Opinion
Case No. 2:12-cv-00370-MMD-VPC
01-17-2013
ORDER
(Appellee's Motion to Dismiss
- dkt. no. 31)
Wells Fargo commenced this appeal from bankruptcy court by filing a Notice of Appeal on February 23, 2012, seeking to overturn Bankruptcy Judge Bruce A. Markell's order confirming Desert Oasis' Chapter 11 Plan of Reorganization. On July 27, 2012, Desert Oasis refinanced its property and paid off the amount owed to Wells Fargo and left in escrow the disputed amount claimed by Wells Fargo, pending this Court's determination of a separate challenge to another order issued by Judge Markell. See CT Inv. Mgmt. Co., LLC v. Desert Oasis Apartments, LLC, No. 2:12-cv-1061-MMD-VPC (D. Nev. filed June 20, 2012). As a result, Desert Oasis brings this Motion to Dismiss, seeking to dismiss the Appeal as moot and requesting costs under Fed. R. App. P. 39 and Fed. R. Bankr. P 8014. (Dkt. no. 31.) Wells Fargo filed its Response consenting to the dismissal, but opposing the award of costs. (Dkt. no. 35.) Desert Oasis did not file a Reply. The Court agrees with the parties that this appeal is moot, but denies Desert Oasis' request for costs consistent with the reasoning set forth below.

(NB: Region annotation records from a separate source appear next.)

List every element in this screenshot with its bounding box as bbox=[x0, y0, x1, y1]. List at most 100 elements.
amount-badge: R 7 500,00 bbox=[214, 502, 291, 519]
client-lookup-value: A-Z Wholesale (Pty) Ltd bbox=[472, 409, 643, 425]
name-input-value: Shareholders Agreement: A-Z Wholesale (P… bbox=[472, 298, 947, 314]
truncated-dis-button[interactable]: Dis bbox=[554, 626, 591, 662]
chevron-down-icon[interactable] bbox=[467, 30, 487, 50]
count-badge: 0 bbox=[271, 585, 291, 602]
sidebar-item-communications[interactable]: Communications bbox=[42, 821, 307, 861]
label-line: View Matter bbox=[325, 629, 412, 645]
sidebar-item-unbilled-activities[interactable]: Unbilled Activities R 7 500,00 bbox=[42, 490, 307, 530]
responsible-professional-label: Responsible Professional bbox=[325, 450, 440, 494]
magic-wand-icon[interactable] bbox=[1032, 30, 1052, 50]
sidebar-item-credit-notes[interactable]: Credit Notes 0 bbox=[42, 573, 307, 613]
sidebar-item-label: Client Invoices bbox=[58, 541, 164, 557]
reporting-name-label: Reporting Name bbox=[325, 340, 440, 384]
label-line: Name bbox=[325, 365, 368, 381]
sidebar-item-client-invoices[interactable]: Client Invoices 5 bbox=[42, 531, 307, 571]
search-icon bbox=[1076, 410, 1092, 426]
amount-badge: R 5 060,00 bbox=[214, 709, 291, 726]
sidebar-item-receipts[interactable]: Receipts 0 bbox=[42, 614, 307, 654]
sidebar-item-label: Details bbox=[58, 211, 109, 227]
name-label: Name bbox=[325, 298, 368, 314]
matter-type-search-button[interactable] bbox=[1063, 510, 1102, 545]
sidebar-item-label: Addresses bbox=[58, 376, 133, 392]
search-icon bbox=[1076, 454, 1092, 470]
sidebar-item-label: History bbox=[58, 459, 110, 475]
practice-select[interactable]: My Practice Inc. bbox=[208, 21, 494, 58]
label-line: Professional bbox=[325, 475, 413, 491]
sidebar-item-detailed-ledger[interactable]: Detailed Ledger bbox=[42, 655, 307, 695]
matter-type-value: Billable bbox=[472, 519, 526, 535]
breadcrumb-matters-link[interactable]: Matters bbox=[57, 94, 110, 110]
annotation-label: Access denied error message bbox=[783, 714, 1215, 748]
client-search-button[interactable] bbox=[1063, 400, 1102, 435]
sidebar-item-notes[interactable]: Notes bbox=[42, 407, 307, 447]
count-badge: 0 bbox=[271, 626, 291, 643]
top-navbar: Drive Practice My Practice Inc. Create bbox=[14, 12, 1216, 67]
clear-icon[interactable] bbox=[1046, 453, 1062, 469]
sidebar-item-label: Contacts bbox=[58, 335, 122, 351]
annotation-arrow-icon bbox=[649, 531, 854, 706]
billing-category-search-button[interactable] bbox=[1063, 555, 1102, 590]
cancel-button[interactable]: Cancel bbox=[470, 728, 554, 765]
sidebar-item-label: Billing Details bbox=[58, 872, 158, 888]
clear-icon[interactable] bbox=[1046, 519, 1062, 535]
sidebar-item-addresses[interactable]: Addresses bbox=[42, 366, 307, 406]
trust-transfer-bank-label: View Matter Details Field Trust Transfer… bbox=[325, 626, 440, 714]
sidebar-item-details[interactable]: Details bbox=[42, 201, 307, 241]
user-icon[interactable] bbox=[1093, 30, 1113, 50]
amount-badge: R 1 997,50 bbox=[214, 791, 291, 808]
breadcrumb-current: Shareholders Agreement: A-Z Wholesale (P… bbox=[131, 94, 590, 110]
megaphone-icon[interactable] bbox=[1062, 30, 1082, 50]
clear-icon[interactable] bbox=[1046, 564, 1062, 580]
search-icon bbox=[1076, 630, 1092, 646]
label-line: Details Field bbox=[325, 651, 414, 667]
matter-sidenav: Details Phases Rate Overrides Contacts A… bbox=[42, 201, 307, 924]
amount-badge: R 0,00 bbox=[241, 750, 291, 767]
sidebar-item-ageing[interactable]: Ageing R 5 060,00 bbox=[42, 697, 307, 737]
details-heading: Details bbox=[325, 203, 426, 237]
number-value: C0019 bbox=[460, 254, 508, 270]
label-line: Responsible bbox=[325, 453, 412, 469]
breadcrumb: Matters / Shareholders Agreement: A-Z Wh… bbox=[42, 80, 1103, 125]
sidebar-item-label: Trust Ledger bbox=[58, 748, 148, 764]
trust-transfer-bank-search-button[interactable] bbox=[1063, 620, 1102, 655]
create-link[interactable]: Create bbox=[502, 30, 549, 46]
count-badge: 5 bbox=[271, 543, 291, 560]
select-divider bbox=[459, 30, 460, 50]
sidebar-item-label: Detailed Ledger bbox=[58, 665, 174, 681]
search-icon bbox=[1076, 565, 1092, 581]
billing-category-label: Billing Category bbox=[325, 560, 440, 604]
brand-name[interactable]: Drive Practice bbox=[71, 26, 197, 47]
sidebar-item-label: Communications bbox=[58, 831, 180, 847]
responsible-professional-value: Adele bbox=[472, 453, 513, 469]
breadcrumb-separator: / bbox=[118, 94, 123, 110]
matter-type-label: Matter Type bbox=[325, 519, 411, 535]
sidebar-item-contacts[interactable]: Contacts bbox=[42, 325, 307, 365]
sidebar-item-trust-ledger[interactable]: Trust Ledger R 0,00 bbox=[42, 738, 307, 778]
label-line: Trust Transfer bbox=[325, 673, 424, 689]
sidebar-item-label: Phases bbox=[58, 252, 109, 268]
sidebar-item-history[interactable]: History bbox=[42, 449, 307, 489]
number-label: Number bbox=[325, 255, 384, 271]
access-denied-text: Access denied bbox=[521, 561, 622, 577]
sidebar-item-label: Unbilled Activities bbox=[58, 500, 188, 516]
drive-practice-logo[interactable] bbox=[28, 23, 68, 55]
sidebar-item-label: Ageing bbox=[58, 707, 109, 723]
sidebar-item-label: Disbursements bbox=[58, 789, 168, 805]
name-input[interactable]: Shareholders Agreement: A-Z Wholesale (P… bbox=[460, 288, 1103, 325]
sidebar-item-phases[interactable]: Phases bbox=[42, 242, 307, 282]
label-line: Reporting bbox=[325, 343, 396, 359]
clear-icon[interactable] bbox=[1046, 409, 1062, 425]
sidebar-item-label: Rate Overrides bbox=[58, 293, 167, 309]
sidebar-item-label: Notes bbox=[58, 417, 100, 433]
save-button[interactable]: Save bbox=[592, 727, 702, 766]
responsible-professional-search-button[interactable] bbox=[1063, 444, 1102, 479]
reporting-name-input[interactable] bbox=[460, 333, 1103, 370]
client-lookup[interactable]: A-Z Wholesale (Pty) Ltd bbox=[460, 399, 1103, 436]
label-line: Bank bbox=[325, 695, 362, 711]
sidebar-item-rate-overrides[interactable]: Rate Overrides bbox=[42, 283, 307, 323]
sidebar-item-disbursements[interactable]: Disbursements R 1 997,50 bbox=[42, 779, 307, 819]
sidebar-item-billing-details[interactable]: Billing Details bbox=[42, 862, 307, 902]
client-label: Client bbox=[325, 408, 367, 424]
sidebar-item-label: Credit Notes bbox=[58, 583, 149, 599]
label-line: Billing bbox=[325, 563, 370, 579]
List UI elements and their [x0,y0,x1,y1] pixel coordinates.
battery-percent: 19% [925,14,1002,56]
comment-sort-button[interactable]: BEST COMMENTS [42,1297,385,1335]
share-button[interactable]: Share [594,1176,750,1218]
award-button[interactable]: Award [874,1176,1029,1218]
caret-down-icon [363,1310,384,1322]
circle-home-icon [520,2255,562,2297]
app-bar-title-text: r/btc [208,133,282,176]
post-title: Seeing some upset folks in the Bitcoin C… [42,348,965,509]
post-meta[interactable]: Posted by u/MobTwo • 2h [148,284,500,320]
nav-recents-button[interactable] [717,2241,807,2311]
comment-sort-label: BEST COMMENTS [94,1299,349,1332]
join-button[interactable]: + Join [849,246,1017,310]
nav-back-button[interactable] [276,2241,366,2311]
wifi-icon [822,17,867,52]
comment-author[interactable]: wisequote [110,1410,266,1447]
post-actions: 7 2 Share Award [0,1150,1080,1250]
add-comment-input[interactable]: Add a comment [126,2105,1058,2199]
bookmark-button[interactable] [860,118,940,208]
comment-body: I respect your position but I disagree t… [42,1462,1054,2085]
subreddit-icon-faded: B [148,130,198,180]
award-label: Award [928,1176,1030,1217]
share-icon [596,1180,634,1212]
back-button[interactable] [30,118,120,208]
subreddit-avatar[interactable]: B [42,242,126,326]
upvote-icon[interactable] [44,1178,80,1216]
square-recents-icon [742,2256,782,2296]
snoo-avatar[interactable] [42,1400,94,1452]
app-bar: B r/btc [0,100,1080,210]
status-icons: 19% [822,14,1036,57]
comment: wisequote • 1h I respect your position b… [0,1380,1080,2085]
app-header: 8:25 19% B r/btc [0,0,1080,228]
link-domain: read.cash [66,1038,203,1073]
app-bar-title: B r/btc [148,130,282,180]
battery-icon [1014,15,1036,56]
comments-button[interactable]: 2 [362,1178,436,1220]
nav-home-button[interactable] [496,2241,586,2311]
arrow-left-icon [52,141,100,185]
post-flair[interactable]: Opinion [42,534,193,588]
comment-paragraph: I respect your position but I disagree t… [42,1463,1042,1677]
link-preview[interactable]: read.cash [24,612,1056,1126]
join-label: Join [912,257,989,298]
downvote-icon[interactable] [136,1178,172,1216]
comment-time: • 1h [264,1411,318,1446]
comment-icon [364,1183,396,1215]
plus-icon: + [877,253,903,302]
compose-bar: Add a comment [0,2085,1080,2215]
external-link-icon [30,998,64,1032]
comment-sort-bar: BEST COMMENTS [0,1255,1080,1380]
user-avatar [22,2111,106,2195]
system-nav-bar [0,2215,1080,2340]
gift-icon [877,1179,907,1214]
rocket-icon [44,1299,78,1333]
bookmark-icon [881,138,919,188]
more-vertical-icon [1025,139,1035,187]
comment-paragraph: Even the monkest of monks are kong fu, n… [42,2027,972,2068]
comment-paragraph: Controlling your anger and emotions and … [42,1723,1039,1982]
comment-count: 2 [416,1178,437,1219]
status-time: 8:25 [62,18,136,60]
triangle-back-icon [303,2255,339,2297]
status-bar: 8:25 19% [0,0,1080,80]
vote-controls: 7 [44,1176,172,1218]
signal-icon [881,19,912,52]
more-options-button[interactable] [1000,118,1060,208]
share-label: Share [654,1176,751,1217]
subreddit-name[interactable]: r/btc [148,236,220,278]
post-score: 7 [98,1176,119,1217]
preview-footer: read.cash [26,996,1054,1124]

The Court similarly dismissed as moot an adversary proceeding brought by Tom Gonzales arising out of the same bankruptcy filing. See Tom Gonzales v. CT Inv. Mgmt. Co., LLC, No. 2:12-cv-669-MMD-VPC (D. Nev. Jan. 11, 2013).
A request for costs stemming from a dismissal of a bankruptcy appeal cannot be premised on Fed. R. App. P. 39, since that Rule "is not, strictly speaking, the controlling provision for the issue at hand, since the costs sought by [Desert Oasis are] not costs incurred in connection with [an] appeal that was taken to the Court of Appeals." In re Manhattan Inv. Fund Ltd., 421 B.R. 613, 616 (S.D.N.Y. 2009); see Fed. R. App. P. 1(a)(1) ("These rules govern procedure in the United States courts of appeals").
In the section which governs appeals to district courts, Fed. R. Bankr. P. 8014 provides that "costs shall be taxed against the losing party on an appeal." The decision to award costs under Rule 8014 rests within the discretion of the court. See Gwynn v. Walker, 532 F.3d 1304, 1309 (11th Cir. 2008) (applying abuse of discretion standard to an award of costs). Although the precise definition of "prevailing party" in the context of Rule 8014 has not been the subject of much analysis, Congressional fee shifting statutes employ the term in a host of different contexts. As a term of art, the Supreme Court has noted in an analogous statutory usage of the term "prevailing party" that an award of fees is appropriate "when a party has prevailed on the merits of at least some of his claims." Hanrahan v. Hampton, 446 U.S. 754, 758 (1980) (per curiam) (emphasis added). A prevailing party has also been held to exist through consent decrees that change the legal relationship between a plaintiff and the defendant. Buckhannon Bd. And Care Home, Inc. v. W. Va. Dept. of Health and Human Res., 532 U.S. 598, 604 (2001). Together, "judgments on the merits and court-ordered consent decrees 'create the material alteration of the legal relationship of the parties' necessary to permit an award of attorney's fees.'" Id. (quoting Tex. State Teachers Assn. v. Garland Indep. Sch. Dist., 489 U.S. 782, 792-793 (1989)). Here, no such alteration of the legal relationship occurred as a result of the litigation, and no adjudication on the merits occurred. That Desert Oasis ultimately received what it sought through the reorganization independent of this Appeal, and without any judgment on the merits of this Appeal, cannot sustain an award of costs.
Accordingly, IT IS ORDERED that Appellee Desert Oasis Apartments, LLC's Motion to Dismiss (dkt. no. 31) is GRANTED in part and DENIED in part. This matter is now moot, and the parties shall bear their own costs.
IT IS FURTHER ORDERED that the Clerk of Court shall close this case.